PA oximetry is based on the absorption of light and the thermal expansion of absorbed light in tissue. When visible and near-infrared light from a laser or similar light source is delivered to tissue, it interacts with absorbers such as melanin and haemoglobin in the skin. This absorption of light produces a small temperature increase in tissue that leads to an initial pressure increase and then relaxation.
When the tissue relaxes, acoustic (sound) waves are emitted. The acoustic waves travel to the body’s surface, where they are detected by a PA transducer. The PA signals are used to create images that show the differences in optical absorption in tissue, a source of image contrast that can be used to create maps of oxygen saturation.
Skin tone and PA imaging: proof-of-concept study
The researchers measured PA signal, penetration depth and oxygenation differences in nine healthy volunteers with three different skin tones. Skin tones were estimated using the Fitzpatrick scale, which is often used in dermatology to estimate the response of different skin tones to ultraviolet light.
Each volunteer’s left arm and hand were imaged in five easily identifiable locations – selected for their relatively uniform distribution of melanin, flat curvature to facilitate scanning and relative hairlessness – using two PA imaging systems. The researchers acquired images using standardized settings that didn’t attempt to compensate for differences in skin tone, and they quantified oxygen saturation using the PA imaging systems’ built-in methods. They also acquired data using a multi-wavelength approach.

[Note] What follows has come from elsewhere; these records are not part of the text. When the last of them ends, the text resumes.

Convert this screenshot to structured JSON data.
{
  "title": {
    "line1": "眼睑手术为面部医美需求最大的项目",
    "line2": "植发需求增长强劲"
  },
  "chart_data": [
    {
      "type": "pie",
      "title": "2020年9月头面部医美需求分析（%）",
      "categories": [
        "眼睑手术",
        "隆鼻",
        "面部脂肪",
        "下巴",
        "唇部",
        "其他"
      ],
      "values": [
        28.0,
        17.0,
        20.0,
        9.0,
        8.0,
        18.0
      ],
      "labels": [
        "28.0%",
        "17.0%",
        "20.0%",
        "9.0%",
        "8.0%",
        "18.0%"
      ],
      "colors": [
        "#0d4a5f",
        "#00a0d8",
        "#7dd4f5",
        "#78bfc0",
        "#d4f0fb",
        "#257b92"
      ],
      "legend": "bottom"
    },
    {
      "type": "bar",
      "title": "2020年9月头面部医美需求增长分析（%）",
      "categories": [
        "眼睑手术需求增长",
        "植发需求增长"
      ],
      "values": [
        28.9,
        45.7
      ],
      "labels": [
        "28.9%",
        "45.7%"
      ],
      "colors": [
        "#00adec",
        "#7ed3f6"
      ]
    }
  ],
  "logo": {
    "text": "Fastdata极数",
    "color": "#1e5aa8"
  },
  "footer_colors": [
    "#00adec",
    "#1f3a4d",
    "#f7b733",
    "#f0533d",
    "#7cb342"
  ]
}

Jokerst and Mantri observed that individuals with darker skin tones had higher PA signal intensity at the surface of the skin, with increased acoustic clutter, a phenomenon caused by reverberations or off-axis scatterers. Further studies showed decreased oxygen saturation in the radial arteries of individuals with darker skin tones compared with those with lighter skin tones.
Correcting biases before devices hit the market
For devices on the market, several techniques that try to compensate for measurement biases already exist. PA intensity can be enhanced during image acquisition by adjusting time gain compensation settings. Noise reduction algorithms can also be implemented. Filtered back projection or PA computed tomography could reduce streaking artefacts even when strong absorbers are present. Applying fluence corrections, multi-angle plane wave ultrasound, focused ultrasound, spatial weighting or deep learning could reduce noise and stationary signals that lower the signal-to-noise ratio and mask blood vessels.

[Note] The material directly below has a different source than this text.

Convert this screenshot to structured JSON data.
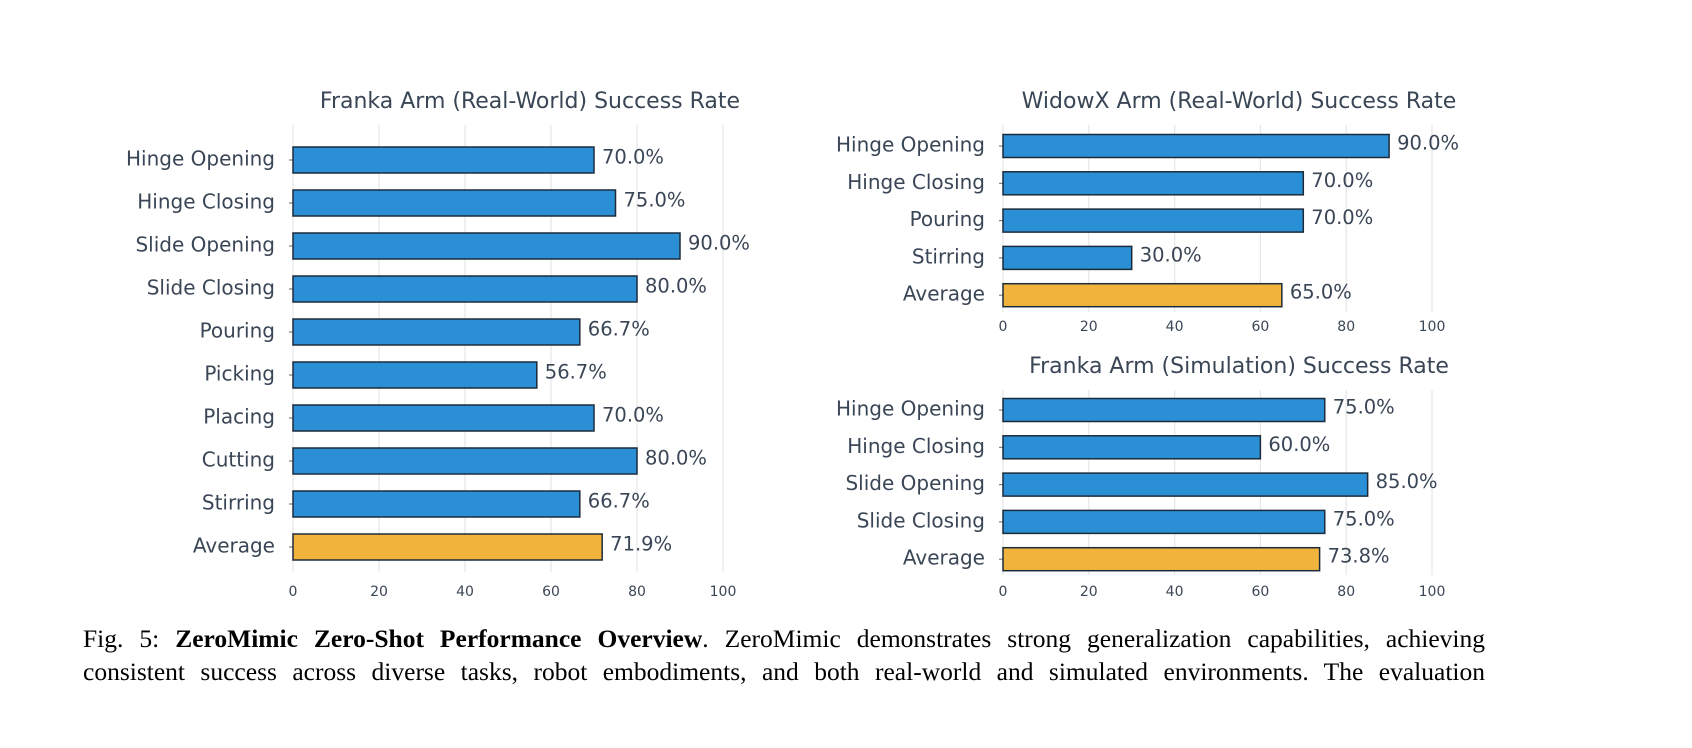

Jokerst and Mantri even developed a basic correction factor to adjust PA oximetry measurements. The factor, defined as the ratio between measurements made with these two methods, corrected PA oximetry measurements to within 2% of pulse oximetry.
AI dermatology tool needs more diverse skin types in its training datasets
But Jokerst hopes that their study, rather than creating more band-aid solutions, prompts the medical devices community to design devices that account for physically relevant factors such as skin tone before biomedical optics devices go to market. (The first PA imaging device approved by the US Food and Drug Administration was recently launched and was not tested as part of Jokerst and Mantri’s study.)
“Ideally, these would all be built into the device. To have the end user fixing the measurement doesn’t make much sense,” Jokerst says.
He suggests that skin tone could be read from images obtained using a built-in CCD camera and that oxygen saturation measurements could be automatically adjusted using this information. Future work will evaluate the results of their proof-of-concept study in larger cohorts, against arterial blood gas measurements, and using a wider variety of imaging equipment.